For all the people who can't wait to return to whatever version of normalcy they've sacrificed,
I wonder, do you think rapid testing will be enough, at least in the United States,
to get them to that place once we have enough of it available?
That's my hope. I mean, I don't, you know,
I think every step along the way,
anytime we're talking about
loosening our current restrictions,
we need to figure out
how do you counterbalance that?
How do you prevent it
from leading to greater spread?
So testing has always been,
from the first time I wrote about this
in February to now,
has always been the way out of this
because if you
can ramp up testing, you can also relax other things. You may be able to allow people to go
into a less crowded but still movie theater. You may be able to allow people to be in a less crowded
but still filled indoor restaurant. You might be able to do sporting events again. There's so many
things that you could imagine doing if you have something to counterbalance it.

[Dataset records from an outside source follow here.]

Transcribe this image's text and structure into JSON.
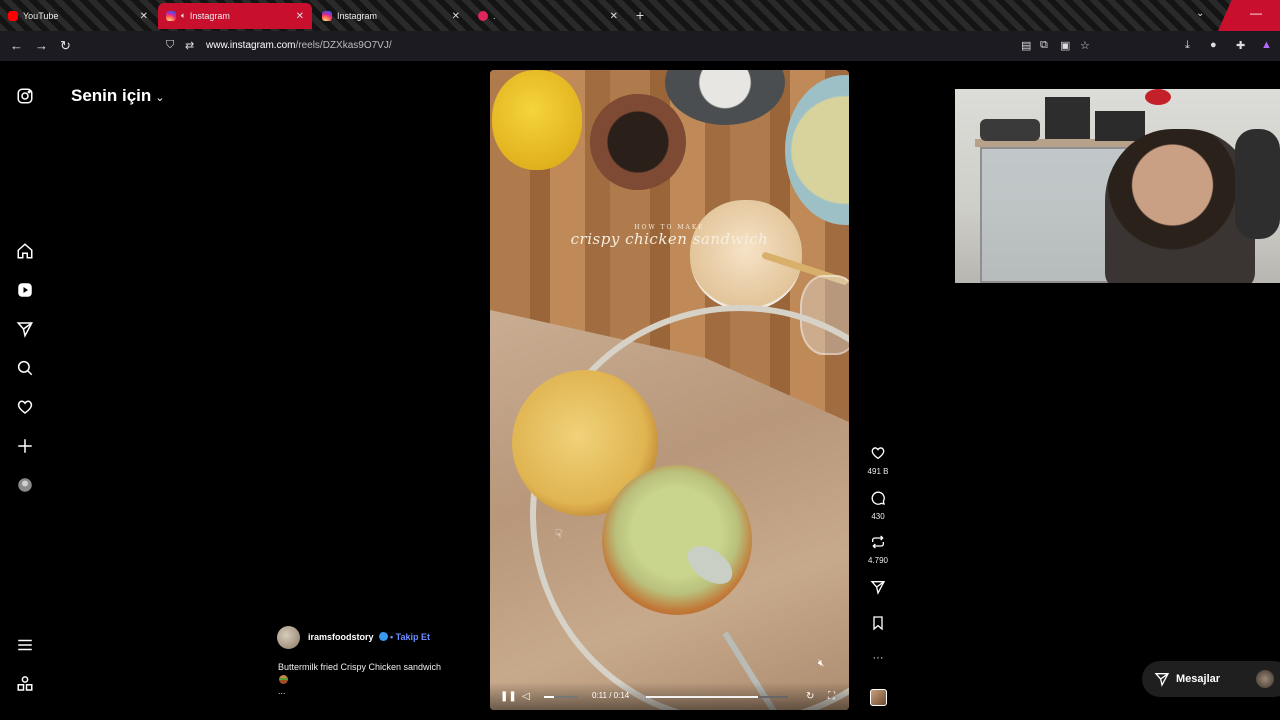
{
  "browser": {
    "tabs": [
      {
        "label": "YouTube",
        "favicon_color": "#ff0000"
      },
      {
        "label": "Instagram",
        "favicon_color": "#e1306c",
        "active": true
      },
      {
        "label": "Instagram",
        "favicon_color": "#e1306c"
      },
      {
        "label": ".",
        "favicon_color": "#e0245e"
      }
    ],
    "new_tab": "+",
    "tab_list": "⌄",
    "close_window": "—",
    "url_host": "www.instagram.com",
    "url_path": "/reels/DZXkas9O7VJ/"
  },
  "sidebar": {
    "feed_title": "Senin için",
    "items": [
      "instagram-logo",
      "home",
      "reels",
      "messages",
      "search",
      "notifications",
      "create",
      "profile",
      "more",
      "also-from-meta"
    ]
  },
  "reel": {
    "overlay_small": "HOW TO MAKE",
    "overlay_title": "crispy chicken sandwich",
    "time": "0:11 / 0:14",
    "progress": 0.79,
    "volume": 0.3,
    "muted": true,
    "username": "iramsfoodstory",
    "follow_label": "• Takip Et",
    "caption": "Buttermilk fried Crispy Chicken sandwich",
    "caption_more": "...",
    "verified_color": "#3897f0",
    "follow_color": "#6a8cff"
  },
  "actions": {
    "likes": "491 B",
    "comments": "430",
    "reposts": "4.790",
    "more": "···"
  },
  "messages": {
    "label": "Mesajlar"
  },
  "colors": {
    "tab_active": "#c8102e",
    "background": "#000000",
    "toolbar": "#1c1b22"
  }
}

I would say that of all the things that I've failed at
in the last six or seven months,
the one that I think is my biggest failing
is how naive I've been.
I was absolutely certain when Vice President Pence said
that we're going to have those test kits out,
that we were going to have them.
I was absolutely certain,
even though I don't necessarily believe him on other things,
that when the president said,
if you want a test, you'll be able to have a test.
So I think it's unfair for me to continue to be naive
and say, I believe this,
but I've been optimistic because talking to people in this field about what they're doing and what they're innovating with.
I have optimism in entrepreneurs and I think entrepreneurs are telling me that by November we're going to have more rapid testing available.
I hope it scales up as fast as I'm saying, but I'm pretty sure
we're going to have substantially more than we do today. Dr. Howard Foreman is a professor of
public health at Yale University. I'm Sean Ramos-Firm. This is Today Explained.